CSR issues during the initial load of a page
Issues as a result of slow rendering
Google’s indexing process goes through the following steps:
- Crawling: Googlebot requests a URL to the server.
- First wave of indexing: it indexes content painted on the server instantly, and gets new links to crawl.
- Second wave of indexing: with the HTML painted client-side, the remaining content is indexed, and new links to be crawled are obtained.
In the tests we’ve conducted, when the HTML rendering took more than 19 seconds, it didn’t get to index anything. While this is a long time, in some cases it can be surpassed, especially if we use AJAX intensively, and in these cases Google’s renderer, just as any renderer, really, has to wait for the following steps to occur:
- HTML is downloaded and processed to request linked files and to create DOM.
- CSS is downloaded and processed, to request linked files and to create CSSOM.
- The AJAX request is moved to a request queue, waiting to be responded, together with other requested files.
- The AJAX request is launched, and it has to travel through the network to the server.

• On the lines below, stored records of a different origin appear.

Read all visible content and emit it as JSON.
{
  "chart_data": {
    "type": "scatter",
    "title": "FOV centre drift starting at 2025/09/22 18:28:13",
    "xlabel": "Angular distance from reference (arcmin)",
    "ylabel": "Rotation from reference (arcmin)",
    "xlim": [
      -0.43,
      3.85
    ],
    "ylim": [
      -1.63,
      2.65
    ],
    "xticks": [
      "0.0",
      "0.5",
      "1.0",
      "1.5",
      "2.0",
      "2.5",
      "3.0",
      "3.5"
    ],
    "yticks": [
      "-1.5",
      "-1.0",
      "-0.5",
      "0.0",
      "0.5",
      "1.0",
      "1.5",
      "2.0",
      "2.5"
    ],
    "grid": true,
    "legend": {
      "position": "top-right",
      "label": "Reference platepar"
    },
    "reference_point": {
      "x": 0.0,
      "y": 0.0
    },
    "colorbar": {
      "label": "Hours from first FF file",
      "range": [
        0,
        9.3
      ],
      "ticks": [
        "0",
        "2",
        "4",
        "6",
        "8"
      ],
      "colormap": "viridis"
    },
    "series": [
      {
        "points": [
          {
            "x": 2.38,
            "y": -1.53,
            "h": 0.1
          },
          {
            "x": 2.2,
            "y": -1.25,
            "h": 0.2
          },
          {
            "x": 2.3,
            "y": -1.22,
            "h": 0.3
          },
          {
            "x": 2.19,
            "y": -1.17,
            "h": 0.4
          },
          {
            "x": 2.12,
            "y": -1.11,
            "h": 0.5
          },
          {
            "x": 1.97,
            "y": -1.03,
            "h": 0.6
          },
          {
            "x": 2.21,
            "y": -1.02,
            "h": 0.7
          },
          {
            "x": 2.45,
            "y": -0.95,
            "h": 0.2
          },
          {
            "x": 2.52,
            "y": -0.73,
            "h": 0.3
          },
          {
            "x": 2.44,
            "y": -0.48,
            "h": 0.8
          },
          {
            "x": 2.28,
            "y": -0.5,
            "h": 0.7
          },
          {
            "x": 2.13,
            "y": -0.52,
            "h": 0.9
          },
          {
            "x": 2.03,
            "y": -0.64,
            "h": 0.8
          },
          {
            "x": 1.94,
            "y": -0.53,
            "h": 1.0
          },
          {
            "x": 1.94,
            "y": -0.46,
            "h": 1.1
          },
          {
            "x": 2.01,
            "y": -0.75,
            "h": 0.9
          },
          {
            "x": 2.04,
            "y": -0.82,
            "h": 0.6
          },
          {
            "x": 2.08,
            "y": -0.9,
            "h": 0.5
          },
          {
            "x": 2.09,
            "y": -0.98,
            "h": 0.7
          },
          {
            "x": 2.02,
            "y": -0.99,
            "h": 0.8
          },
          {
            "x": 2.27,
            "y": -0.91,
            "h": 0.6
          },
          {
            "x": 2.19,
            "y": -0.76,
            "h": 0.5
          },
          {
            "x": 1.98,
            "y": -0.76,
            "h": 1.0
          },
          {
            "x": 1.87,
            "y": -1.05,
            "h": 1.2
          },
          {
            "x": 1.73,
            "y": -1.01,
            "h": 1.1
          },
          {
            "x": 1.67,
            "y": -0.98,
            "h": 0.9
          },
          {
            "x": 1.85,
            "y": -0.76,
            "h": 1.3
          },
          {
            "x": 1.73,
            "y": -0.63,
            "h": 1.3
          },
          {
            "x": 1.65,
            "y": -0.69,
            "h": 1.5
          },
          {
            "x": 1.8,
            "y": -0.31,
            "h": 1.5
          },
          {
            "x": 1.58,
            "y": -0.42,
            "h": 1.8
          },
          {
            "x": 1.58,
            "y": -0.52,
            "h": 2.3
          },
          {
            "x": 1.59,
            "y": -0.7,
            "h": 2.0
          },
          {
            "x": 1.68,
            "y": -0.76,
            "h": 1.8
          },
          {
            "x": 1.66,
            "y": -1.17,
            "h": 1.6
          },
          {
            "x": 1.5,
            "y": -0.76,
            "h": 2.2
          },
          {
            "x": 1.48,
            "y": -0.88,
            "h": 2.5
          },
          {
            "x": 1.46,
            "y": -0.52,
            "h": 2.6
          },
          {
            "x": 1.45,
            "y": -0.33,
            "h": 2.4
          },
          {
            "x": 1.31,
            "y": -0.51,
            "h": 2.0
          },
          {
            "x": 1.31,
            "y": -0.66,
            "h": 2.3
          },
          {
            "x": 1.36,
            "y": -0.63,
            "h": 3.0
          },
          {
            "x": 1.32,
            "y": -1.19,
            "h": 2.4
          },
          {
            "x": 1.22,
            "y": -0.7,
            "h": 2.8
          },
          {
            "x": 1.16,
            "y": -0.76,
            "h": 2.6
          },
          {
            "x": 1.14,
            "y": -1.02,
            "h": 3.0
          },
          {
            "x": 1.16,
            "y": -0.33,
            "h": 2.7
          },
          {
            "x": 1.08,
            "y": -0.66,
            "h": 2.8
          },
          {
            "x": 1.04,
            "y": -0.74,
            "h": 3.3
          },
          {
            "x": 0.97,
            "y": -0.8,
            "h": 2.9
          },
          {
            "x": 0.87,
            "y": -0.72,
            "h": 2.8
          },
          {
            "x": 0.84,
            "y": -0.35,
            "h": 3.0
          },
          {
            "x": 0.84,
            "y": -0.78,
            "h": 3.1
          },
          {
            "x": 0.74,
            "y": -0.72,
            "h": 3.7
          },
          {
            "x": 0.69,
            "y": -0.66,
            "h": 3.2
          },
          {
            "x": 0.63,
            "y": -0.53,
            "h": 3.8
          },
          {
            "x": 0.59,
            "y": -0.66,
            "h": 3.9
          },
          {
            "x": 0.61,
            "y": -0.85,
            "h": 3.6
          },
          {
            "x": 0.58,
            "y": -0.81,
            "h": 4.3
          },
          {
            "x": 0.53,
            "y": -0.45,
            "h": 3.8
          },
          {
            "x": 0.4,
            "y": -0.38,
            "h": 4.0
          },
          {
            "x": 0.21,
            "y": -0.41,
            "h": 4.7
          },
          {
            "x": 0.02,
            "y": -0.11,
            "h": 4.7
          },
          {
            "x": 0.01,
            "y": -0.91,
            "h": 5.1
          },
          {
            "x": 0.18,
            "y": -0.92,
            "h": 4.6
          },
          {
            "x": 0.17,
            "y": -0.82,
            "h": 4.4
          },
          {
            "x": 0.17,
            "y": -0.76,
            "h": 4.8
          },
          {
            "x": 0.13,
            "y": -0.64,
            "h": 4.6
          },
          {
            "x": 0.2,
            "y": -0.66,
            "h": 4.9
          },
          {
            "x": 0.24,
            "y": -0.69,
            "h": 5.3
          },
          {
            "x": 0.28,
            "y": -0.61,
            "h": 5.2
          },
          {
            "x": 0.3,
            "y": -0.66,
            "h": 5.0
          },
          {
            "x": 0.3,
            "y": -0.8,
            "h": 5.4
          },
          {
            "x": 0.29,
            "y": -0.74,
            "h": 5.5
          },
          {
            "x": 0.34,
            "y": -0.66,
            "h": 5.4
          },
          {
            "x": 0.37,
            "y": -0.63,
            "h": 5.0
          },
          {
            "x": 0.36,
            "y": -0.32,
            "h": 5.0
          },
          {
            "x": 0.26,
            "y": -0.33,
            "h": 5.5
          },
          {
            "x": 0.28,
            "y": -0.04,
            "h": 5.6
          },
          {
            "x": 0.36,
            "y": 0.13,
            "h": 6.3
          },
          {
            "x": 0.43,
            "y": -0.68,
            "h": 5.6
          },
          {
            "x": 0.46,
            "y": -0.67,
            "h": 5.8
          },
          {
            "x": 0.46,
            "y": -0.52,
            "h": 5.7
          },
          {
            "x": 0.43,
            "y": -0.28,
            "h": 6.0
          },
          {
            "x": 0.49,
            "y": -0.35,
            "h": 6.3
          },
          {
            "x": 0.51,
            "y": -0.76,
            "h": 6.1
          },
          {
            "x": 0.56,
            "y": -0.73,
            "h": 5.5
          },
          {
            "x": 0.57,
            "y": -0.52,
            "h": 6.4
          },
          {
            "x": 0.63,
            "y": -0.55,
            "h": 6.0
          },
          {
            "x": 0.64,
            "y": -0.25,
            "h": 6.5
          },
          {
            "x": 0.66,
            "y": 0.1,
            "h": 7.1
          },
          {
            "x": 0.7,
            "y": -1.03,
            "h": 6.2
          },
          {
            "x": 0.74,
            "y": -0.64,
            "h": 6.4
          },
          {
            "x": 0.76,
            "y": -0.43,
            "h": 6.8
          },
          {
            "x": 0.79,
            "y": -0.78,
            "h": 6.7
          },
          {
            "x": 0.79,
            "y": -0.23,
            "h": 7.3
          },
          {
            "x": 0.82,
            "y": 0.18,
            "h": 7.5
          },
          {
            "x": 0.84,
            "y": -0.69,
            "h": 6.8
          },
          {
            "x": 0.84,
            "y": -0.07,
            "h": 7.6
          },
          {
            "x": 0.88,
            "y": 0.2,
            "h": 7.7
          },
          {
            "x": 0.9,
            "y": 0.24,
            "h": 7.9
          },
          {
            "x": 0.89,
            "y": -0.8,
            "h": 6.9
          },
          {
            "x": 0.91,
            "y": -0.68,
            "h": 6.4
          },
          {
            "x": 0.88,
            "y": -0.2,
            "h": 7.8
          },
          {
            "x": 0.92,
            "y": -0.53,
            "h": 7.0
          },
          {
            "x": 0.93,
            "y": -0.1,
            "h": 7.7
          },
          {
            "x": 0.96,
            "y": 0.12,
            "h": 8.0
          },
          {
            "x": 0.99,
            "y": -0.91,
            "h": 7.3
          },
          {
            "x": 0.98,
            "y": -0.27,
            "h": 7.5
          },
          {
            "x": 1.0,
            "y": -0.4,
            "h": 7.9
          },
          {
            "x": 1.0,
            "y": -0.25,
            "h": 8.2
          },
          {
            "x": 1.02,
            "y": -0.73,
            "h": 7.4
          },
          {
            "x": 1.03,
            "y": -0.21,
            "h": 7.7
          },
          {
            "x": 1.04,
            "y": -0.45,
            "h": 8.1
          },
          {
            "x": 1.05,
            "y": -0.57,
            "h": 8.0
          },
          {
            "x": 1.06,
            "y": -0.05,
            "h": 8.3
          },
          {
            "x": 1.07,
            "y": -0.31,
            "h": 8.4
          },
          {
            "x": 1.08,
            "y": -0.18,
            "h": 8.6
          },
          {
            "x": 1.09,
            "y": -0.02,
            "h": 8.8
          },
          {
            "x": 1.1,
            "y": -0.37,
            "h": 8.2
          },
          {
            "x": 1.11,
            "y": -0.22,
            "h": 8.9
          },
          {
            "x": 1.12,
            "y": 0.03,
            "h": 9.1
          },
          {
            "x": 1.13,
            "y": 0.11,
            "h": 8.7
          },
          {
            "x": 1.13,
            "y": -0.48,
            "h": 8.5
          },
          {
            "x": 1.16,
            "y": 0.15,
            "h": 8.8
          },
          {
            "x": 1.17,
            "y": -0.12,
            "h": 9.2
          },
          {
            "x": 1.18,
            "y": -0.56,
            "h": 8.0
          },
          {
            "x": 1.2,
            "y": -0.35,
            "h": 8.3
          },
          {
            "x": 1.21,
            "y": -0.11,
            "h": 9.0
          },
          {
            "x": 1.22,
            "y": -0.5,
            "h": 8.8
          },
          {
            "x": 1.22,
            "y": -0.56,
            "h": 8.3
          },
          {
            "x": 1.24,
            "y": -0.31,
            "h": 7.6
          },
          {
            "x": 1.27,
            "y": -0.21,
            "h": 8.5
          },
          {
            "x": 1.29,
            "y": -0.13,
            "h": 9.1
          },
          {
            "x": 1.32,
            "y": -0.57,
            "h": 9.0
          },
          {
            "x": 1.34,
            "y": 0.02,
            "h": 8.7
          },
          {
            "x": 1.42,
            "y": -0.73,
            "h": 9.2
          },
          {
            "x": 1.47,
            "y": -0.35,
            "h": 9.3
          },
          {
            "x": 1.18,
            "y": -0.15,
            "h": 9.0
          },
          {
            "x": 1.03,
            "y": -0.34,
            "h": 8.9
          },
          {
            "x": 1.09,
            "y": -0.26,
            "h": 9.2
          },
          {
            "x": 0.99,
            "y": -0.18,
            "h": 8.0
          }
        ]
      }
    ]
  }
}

The request and download times of the process we just described depend on the network and server load during that time. Moreover, Googlebot only uses HTTP/1.1, which is slower than HTTP/2, because requests are dealt with one after the other, and not all at the same time. It’s necessary that both the client and the server allow HTTP/2 to be used, which is why Googlebot will only use HTTP/1.1, even if our server allows HTTP/2. To summarise, this means Googlebot waits for each request to finish in order to launch the next one, and it’s possible it won’t try to parallelise certain requests by opening various connections, as browsers do (although we don’t know exactly how it does it). Therefore, we are in a situation where we could exceed these 19 seconds we estimated earlier.
On the other hand, due to these CSR performance issues, we will get a worse mark for the FCP (First Contentful Paint) metric in PageSpeed in terms of rendering and its WPO, and as a consequence, worse rankings.🕸A pure CSR approach damages indexing and rankings, because HTML generation is more costly for both Googlebot and browsers 😕Click To Tweet
- If the application requests user permission to do something, and on it depends the rendering of the main content, it won’t get painted, because Googlebot denies any permission it’s requested by default.
We must keep in mind that in the HTML generated by the previous tool, all metadata (including the canonical URL) will be ignored by Googlebot, as it only takes into account information when it’s painted on the server.
Now, let’s see what happens when we use a link to navigate, once we’re already on the website, and the HTML is painted client-side.
- Links don’t have a valid URL returning 200 OK in their href attribute.
What happens with the fragments now that Google can index AJAX?
Fragments are a part of a URL that can appear at the end, preceded by a hash #. For example:
Back when Google couldn’t index AJAX, if a URL changed its content through AJAX, based on the fragment part, we knew it was only going to index the URL and the content without taking the fragment into account. So… what happens to pages with fragments now that Google can index AJAX? The behaviour is exactly the same. If we link a page with a fragment, and it changes its content when accessed through the fragment, it will index the content ignoring the fragment, and the popularity will go to this URL, because Google trusts the fragment is going to be used as an anchor, and not to change the content, as it should.
However, Google does currently index URLs with a hashbang (#!). This can be implemented by simple adding the exclamation mark or bang, and Google will make it work, to maintain backward compatibility with an obsolete specification to make AJAX indexable. This practice, however, is not recommended, because now it is should be implemented with the history API, and besides, Google could suddenly stop indexing hashbang URLs any time.
Blocking the indexing of partial responses through AJAX
When an AJAX request is sent to URLs of a REST or GraphQL API, we’re returned a JSON or a piece of a page we don’t want indexed. Therefore, we should block the indexing of the URLs to which these requests are directed.
Back in the day we could block them using robots.txt, but since Googlebot’s renderer came to exist, we cannot block any resource used to paint HTML.
Currently, Google is a little bit smarter and it doesn’t usually attempt to index responses with JSONs, but if we want to make sure they don’t get indexed, the universal solution applicable to all search engines is to make all URLs used with AJAX to only accept requests made through the POST method, because it isn’t used by crawlers. When a GET request reaches the server, it should return a 404 error. In terms of programming, it doesn’t force us to remove parameters from the URL’s QueryString.